The ethanol amendment was brought to the floor by Sen. Tom Coburn (R-OK), who used an unusual maneuver to force a vote. The conservative Republican has already battled with Norquist for months on the issue of tax subsidies, ever since he backed the bipartisan Bowles-Simpson deficit plan and its proposed revenue increases. Norquist has accused Coburn, who signed Norquist’s no-tax pledge, of lying to voters, but Coburn argues that ethanol subsidies and similar credits are “tax earmarks” that shouldn’t be treated any differently than wasteful spending.

“I think you all think he has a whole lot more hold than I think he has,” Coburn said of Norquist before the vote. “I don’t disagree with him on a lot of principles. The fact is it’s not a good position to put yourself in when you say, ‘Here’s a tax expenditure that nobody needs, and yet we have to give somebody else a tax cut to take away this.'”

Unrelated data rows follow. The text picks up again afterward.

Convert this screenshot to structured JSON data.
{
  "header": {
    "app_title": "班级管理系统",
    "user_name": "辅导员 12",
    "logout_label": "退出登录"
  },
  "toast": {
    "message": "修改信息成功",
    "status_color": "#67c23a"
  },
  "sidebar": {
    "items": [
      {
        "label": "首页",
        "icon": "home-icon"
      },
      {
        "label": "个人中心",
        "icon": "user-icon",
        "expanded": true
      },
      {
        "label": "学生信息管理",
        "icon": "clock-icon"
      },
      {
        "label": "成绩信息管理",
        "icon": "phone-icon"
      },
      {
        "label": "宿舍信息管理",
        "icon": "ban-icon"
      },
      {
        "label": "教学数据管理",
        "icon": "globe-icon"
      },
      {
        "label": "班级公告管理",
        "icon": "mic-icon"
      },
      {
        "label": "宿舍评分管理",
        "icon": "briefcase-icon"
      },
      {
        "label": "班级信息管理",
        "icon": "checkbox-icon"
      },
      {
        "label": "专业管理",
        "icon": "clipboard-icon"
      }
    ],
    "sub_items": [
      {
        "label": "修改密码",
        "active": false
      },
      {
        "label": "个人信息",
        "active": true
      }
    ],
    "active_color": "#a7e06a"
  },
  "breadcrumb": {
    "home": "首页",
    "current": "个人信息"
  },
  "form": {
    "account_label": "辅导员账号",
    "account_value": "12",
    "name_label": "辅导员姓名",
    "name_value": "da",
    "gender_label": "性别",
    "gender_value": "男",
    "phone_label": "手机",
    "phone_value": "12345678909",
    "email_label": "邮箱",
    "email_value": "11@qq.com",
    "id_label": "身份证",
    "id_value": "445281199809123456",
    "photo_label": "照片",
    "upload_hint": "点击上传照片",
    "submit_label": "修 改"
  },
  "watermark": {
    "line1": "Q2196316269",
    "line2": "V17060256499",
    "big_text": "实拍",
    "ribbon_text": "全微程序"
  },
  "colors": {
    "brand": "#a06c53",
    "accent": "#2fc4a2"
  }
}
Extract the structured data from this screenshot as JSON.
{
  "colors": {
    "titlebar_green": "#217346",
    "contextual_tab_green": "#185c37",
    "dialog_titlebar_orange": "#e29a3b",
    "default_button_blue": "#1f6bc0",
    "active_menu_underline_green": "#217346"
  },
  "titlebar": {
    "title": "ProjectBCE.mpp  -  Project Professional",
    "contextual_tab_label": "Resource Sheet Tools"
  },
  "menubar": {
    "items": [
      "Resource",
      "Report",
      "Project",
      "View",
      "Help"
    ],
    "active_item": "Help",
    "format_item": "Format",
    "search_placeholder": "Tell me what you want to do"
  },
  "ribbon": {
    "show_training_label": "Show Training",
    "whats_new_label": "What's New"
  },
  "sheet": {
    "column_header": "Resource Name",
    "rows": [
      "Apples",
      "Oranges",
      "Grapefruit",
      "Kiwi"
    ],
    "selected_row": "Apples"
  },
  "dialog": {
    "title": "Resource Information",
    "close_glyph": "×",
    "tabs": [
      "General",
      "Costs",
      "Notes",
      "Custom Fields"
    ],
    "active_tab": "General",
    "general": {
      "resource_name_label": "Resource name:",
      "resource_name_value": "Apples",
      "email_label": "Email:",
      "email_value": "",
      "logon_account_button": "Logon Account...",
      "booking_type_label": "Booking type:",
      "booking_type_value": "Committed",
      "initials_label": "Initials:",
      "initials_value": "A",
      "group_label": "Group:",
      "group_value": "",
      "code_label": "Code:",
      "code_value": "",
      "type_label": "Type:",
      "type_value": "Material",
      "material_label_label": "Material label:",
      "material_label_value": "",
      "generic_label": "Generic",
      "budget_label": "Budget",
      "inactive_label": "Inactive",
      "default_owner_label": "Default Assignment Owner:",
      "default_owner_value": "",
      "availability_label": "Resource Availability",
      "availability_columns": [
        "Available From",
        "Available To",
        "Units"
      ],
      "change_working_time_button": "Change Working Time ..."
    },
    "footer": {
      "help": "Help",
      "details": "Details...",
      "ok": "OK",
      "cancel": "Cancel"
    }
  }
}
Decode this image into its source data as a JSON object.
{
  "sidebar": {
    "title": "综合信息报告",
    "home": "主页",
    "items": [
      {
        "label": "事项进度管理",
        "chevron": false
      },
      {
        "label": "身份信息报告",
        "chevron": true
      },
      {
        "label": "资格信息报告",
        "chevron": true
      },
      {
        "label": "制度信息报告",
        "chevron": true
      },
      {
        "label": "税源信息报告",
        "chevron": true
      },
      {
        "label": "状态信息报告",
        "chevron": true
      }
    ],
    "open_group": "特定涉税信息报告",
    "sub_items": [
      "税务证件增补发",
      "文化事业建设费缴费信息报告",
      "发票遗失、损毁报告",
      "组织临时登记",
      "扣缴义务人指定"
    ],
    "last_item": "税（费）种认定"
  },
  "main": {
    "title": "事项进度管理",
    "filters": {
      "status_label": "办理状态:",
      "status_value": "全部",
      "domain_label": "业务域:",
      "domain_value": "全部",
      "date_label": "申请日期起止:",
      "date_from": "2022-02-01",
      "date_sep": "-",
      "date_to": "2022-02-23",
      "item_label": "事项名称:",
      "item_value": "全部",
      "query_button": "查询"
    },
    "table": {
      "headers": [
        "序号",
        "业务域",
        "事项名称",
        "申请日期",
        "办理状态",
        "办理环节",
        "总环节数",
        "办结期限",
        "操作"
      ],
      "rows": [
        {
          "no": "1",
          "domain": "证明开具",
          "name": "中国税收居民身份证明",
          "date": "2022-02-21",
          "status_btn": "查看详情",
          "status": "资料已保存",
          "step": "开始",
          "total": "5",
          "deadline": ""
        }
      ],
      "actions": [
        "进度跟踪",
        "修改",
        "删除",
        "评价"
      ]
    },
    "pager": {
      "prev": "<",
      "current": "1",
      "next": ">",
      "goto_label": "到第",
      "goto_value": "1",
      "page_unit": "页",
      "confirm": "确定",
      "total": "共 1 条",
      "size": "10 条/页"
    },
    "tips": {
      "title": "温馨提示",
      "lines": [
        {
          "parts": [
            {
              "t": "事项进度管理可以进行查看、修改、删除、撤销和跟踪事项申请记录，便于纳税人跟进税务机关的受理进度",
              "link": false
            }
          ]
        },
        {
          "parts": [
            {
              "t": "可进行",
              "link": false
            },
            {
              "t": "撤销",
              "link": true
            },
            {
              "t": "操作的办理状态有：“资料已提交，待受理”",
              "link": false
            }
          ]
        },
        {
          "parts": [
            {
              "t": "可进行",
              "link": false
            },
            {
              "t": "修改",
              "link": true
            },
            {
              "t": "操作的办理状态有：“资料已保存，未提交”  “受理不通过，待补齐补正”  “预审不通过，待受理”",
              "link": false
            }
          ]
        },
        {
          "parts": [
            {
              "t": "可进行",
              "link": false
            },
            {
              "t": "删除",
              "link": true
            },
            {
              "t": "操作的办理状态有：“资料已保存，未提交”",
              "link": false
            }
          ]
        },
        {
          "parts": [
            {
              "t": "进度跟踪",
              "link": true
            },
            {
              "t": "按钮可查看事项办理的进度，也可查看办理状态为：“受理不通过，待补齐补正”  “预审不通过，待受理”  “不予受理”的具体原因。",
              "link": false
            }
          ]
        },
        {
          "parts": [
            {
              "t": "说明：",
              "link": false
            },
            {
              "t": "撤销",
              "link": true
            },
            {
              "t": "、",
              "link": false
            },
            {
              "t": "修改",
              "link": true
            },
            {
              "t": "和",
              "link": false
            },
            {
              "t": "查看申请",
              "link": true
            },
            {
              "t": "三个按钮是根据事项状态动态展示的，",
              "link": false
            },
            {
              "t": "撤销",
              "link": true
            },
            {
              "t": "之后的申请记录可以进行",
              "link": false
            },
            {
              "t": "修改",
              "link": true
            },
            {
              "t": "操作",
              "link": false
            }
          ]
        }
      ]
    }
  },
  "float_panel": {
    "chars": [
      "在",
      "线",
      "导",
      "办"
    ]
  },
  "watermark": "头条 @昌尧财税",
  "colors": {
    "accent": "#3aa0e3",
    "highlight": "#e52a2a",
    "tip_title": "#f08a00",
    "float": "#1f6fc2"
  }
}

The impact of the break may be a little tougher to assess since Norquist cracked at the last minute and gave Republicans permission to vote for the Coburn amendment if they also voted for an amendment offsetting the subsidy cuts with tax reductions elsewhere. But given the rigidity of the GOP position on tax cuts, any dissension is worth watching closely.

Sen. Menendez told reporters on Wednesday that Republicans would need to follow Coburn’s lead on the tax expenditures issue if they wanted to get a significant deficit reduction package.

“The [subsidy cuts] that we’ve offered are just some of many that could in fact be pursued and we think they’re going to have to be part of a deal,” he said.